Identify the user, not the processor

Network World, 02/08/99

Intel claimed it was just trying to enable electronic commerce. But
what the company did was only marginally useful for e-commerce,
scared the bejeezus out of privacy advocates, and got Intel headlined
dead center at the top of The New York Times' front page.

Intel thought it would be a good thing to be able to tell one computer
from another, so the company added a unique serial number to each
of its new Pentium III processors. There are a number of reasons this
might be useful. Intel suggested the serial number could be used to
tell e-commerce users apart on the 'Net. It also could be used to track
down stolen processor chips and computers. In a throwback to some
mainframe software, the serial number could let vendors tie software
licenses to individual machines. Because these goals seem reasonable,
Intel must have been shocked by the reaction to its announcement.

Privacy groups reacted quickly and very negatively. Here was
something that could become the Internet equivalent of a Social
Security number - something that could be used to identify a user
wandering around the World Wide Web.
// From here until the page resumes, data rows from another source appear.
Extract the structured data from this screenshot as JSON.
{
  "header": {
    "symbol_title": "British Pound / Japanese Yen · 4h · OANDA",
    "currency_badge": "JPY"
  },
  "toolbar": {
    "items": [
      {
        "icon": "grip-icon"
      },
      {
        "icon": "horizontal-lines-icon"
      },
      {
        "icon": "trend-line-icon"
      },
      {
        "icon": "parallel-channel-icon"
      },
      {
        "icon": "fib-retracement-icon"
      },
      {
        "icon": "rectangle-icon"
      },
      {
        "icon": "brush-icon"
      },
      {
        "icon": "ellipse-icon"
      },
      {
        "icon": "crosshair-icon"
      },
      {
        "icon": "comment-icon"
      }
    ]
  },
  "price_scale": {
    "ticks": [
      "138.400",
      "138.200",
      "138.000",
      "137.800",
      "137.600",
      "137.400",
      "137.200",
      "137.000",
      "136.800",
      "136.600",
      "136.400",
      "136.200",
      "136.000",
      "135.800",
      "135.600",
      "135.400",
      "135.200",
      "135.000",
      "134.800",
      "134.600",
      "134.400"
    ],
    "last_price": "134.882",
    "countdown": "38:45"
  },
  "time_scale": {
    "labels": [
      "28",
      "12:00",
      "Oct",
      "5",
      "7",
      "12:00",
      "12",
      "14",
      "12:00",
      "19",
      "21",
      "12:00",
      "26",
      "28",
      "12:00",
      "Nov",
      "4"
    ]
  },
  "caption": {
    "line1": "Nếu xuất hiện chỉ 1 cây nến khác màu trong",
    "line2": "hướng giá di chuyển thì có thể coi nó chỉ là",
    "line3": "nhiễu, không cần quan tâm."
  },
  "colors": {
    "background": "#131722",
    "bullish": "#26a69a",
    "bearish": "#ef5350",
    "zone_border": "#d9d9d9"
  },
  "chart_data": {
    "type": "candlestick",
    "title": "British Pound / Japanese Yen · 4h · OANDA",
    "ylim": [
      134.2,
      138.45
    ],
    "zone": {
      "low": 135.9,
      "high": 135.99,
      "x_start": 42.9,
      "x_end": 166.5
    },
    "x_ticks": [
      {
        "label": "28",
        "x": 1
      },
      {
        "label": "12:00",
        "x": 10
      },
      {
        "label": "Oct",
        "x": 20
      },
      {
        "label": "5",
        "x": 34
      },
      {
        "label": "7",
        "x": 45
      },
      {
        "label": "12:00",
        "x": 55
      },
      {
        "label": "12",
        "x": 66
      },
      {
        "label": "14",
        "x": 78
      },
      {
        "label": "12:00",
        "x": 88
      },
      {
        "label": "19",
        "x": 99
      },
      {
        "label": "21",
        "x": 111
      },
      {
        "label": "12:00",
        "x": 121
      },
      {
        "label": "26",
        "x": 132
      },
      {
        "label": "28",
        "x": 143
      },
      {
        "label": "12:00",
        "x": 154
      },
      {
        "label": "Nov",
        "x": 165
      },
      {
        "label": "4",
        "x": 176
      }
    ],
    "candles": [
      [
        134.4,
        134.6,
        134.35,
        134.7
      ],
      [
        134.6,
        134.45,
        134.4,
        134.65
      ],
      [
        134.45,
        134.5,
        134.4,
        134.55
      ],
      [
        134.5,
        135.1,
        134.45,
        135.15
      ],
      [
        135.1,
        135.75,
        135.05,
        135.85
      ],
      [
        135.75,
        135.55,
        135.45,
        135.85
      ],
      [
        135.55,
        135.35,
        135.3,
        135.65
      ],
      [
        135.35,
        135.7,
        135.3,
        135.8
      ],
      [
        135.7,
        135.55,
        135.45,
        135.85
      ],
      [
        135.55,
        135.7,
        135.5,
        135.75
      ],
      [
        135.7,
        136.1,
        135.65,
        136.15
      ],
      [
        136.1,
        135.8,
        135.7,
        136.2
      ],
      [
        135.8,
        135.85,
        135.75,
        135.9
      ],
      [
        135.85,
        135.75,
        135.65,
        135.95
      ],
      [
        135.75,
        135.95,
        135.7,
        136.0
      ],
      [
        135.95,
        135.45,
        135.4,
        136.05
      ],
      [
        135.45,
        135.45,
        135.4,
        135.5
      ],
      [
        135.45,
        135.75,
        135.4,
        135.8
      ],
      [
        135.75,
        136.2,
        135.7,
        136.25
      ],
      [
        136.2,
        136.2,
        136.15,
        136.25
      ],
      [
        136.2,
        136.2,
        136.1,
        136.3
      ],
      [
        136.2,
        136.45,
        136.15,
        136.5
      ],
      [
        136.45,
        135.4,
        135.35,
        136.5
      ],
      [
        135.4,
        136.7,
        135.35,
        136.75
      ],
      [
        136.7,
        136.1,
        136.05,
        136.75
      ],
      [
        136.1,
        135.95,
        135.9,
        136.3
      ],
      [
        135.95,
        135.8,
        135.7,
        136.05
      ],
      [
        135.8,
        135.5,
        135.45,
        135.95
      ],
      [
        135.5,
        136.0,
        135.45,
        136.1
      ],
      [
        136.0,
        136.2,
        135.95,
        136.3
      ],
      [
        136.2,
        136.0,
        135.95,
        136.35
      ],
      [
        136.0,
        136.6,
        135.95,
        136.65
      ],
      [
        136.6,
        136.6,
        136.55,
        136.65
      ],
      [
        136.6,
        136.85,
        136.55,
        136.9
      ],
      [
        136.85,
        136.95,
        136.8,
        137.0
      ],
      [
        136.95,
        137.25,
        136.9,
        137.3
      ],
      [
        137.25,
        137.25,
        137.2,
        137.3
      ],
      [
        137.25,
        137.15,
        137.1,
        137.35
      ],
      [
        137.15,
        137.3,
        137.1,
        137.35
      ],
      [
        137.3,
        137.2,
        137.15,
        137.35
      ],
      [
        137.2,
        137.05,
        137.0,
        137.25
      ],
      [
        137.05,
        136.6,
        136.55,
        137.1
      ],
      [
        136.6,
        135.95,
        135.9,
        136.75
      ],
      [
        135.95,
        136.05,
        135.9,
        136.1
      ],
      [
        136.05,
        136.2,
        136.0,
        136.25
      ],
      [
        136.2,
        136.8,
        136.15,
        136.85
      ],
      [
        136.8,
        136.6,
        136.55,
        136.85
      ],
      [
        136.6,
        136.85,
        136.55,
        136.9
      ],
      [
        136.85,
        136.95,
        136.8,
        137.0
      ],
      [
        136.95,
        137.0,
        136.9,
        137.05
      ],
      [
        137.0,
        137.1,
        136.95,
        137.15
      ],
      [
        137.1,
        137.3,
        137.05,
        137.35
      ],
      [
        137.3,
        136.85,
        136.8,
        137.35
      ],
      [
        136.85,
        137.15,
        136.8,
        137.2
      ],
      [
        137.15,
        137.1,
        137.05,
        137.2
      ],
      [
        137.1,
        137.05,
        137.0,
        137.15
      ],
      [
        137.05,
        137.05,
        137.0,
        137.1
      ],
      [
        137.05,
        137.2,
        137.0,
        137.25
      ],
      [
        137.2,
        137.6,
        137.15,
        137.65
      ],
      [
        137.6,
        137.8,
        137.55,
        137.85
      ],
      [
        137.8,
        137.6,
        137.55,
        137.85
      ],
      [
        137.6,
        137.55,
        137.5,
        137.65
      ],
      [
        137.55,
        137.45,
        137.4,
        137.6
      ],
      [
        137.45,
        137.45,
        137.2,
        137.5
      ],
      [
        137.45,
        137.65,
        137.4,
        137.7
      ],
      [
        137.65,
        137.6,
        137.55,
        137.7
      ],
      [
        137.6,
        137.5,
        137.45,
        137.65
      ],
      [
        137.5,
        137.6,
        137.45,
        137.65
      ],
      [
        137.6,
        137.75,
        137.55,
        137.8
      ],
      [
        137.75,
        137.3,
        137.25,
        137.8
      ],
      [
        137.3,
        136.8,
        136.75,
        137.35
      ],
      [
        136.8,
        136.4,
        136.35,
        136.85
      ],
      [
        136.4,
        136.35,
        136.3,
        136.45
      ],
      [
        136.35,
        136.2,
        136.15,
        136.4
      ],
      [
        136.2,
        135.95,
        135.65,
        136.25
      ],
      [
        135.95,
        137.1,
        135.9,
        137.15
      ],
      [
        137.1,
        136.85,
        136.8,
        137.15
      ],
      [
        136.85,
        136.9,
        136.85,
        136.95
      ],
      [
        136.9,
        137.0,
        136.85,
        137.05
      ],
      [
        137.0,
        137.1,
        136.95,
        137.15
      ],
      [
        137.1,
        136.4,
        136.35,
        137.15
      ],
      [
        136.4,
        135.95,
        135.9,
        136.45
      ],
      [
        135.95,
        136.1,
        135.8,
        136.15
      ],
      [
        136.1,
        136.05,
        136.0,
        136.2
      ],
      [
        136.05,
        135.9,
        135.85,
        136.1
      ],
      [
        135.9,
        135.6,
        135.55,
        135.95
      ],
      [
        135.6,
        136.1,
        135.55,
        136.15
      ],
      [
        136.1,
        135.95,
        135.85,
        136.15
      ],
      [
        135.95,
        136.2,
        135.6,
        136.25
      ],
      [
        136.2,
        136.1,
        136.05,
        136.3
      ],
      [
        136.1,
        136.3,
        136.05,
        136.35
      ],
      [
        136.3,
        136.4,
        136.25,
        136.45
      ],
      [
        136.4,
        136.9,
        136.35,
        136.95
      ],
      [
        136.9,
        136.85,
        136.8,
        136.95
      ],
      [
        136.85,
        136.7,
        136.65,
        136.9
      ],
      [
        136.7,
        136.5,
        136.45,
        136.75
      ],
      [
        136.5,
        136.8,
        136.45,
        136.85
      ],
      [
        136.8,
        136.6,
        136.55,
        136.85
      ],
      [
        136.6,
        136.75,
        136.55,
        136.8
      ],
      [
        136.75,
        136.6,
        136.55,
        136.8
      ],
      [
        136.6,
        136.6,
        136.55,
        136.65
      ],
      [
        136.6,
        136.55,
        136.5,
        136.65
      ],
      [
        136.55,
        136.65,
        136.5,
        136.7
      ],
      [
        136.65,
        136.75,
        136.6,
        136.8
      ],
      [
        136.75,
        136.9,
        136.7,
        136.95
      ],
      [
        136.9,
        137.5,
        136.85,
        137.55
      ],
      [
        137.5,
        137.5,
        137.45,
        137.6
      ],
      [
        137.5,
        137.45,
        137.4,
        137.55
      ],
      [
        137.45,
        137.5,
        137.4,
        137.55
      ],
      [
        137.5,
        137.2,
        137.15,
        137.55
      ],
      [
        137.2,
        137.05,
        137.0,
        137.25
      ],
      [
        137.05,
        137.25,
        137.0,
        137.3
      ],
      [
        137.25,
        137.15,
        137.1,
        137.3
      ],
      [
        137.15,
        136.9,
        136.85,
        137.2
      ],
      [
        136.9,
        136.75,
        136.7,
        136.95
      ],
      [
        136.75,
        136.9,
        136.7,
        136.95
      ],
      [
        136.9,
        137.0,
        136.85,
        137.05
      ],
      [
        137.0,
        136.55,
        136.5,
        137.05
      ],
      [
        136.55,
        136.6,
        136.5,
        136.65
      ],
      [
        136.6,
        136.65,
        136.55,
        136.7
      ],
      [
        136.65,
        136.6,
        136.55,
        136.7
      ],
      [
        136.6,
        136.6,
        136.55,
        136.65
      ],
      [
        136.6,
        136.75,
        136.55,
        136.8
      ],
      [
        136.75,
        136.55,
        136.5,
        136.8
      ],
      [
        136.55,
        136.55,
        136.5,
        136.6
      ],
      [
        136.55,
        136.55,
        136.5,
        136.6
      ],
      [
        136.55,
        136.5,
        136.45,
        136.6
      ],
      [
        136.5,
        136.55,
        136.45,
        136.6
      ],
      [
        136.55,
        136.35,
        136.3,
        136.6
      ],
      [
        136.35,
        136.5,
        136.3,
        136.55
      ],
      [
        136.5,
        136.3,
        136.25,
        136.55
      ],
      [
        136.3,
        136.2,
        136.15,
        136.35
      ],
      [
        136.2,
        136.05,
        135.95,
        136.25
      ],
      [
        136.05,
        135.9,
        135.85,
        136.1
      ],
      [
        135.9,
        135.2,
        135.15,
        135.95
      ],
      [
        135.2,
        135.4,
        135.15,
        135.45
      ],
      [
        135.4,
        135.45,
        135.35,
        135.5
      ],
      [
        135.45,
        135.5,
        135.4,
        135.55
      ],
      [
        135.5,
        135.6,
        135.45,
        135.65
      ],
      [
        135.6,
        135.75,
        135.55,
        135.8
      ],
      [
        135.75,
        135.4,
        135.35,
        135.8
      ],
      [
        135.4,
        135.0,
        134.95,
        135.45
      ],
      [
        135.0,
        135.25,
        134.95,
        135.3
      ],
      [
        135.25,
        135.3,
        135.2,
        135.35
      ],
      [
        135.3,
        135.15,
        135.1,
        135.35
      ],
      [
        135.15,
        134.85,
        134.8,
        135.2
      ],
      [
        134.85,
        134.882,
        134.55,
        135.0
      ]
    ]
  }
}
At the minimum, this could
spawn unwanted sales e-mail and calls; at worst, it could be used to
build dossiers on Internet users.

The press quickly picked up on the privacy groups' vehement
denunciation of Intel's plan. Intel then wasted little time in announcing
that the serial number feature would be disabled by default, and a user
would actively have to turn it on.

This did not satisfy the privacy groups because browsers and other
software could surreptitiously re-enable the serial number feature at
any time. The privacy groups have now asked the Federal Trade
Commission to force Intel to recall any early Pentium III chips that
have been shipped and prohibit Intel from shipping any more with the

Ironically, while a serial number is a legitimate worry to people who
would like to preserve what little privacy we have left, it is not reliable
enough to be used in e-commerce. E-commerce requires the
identification of an individual, but a processor serial number identifies
the processor in a computer. Because users switch between
computers and many computers are used by multiple people, a
processor serial number identifies the wrong thing for e-commerce.

It would have been far more useful if Intel had worked instead on an
inexpensive and reliable smart card and reader. If PCs came equipped
with such readers, users could plug in a card to identify themselves
when engaging in e-commerce and not at other times. Users could
anonymously buy packs of these smart cards to use in different
activities or with different vendors.

Disclaimer: Education via e-commerce is a new topic at Harvard, and
the university has expressed no opinion on the above.